Après avoir évacué les questions de procédure, le tribunal correctionnel de Lille n'entend pas dévier de son programme. Le président a tenté d'enlever à l'affaire son côté sulfureux, pour la juger de manière "ordinaire".

Dominique Strauss Kahn était le premier dans la salle d’audience, lundi, à faire les cent pas en costume sombre, l’air tantôt sérieux tantôt détendu. L’entrée du parking lui a permis d’éviter la rangée de caméras qui l’attendait dans le hall du palais de justice de Lille - il y a 70 médias accrédités français et étrangers.

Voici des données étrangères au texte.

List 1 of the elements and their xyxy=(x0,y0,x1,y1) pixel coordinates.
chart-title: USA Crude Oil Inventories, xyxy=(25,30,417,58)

L’ancien patron du FMI s’est assis à une extrémité du premier rang des prévenus, à l’opposé du fameux Dodo la Saumure proxénète en Belgique.

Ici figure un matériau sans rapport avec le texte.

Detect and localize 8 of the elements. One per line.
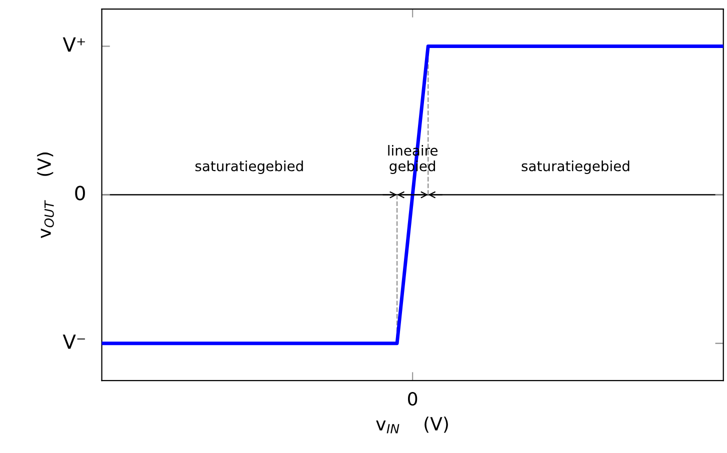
annotation: saturatiegebied xyxy=(522,160,630,174)
text: 0 xyxy=(408,392,418,406)
annotation: saturatiegebied xyxy=(195,160,303,174)
text: v$_{IN}$ (V) xyxy=(376,416,448,434)
text: V⁻ xyxy=(62,334,85,349)
text: 0 xyxy=(75,186,85,200)
text: v$_{OUT}$ (V) xyxy=(37,152,54,238)
text: V⁺ xyxy=(62,37,85,52)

Sur le banc des parties civiles elles sont désormais quatre femmes, très discrètes. Certaines ont quitté la prostitution et craignent les conséquences de ce procès sur leur vie privée, mais le tribunal a refusé qu’elles déposent à huis clos. Deux d’entre elles ont participé à des partouzes avec DSK. Leur témoignage sera essentiel pour déterminer s’il savait ou pas que ces femmes qu’il qualifie de libertines étaient des prostituées.La défense a ensuite tenté de faire annuler la procédure. Elle affirme qu’avant l’enquête judiciaire, qui démarre le 2 février 2011, il y a eu une enquête de renseignement, avec des écoutes téléphoniques, pendant 8 mois. Même un avocat des parties civile, Emmanuel Daoud, s’est dit troublé mais pas le tribunal : il estime que la plupart des éléments sont déjà connus et a décidé de trancher cette question à la fin du procès.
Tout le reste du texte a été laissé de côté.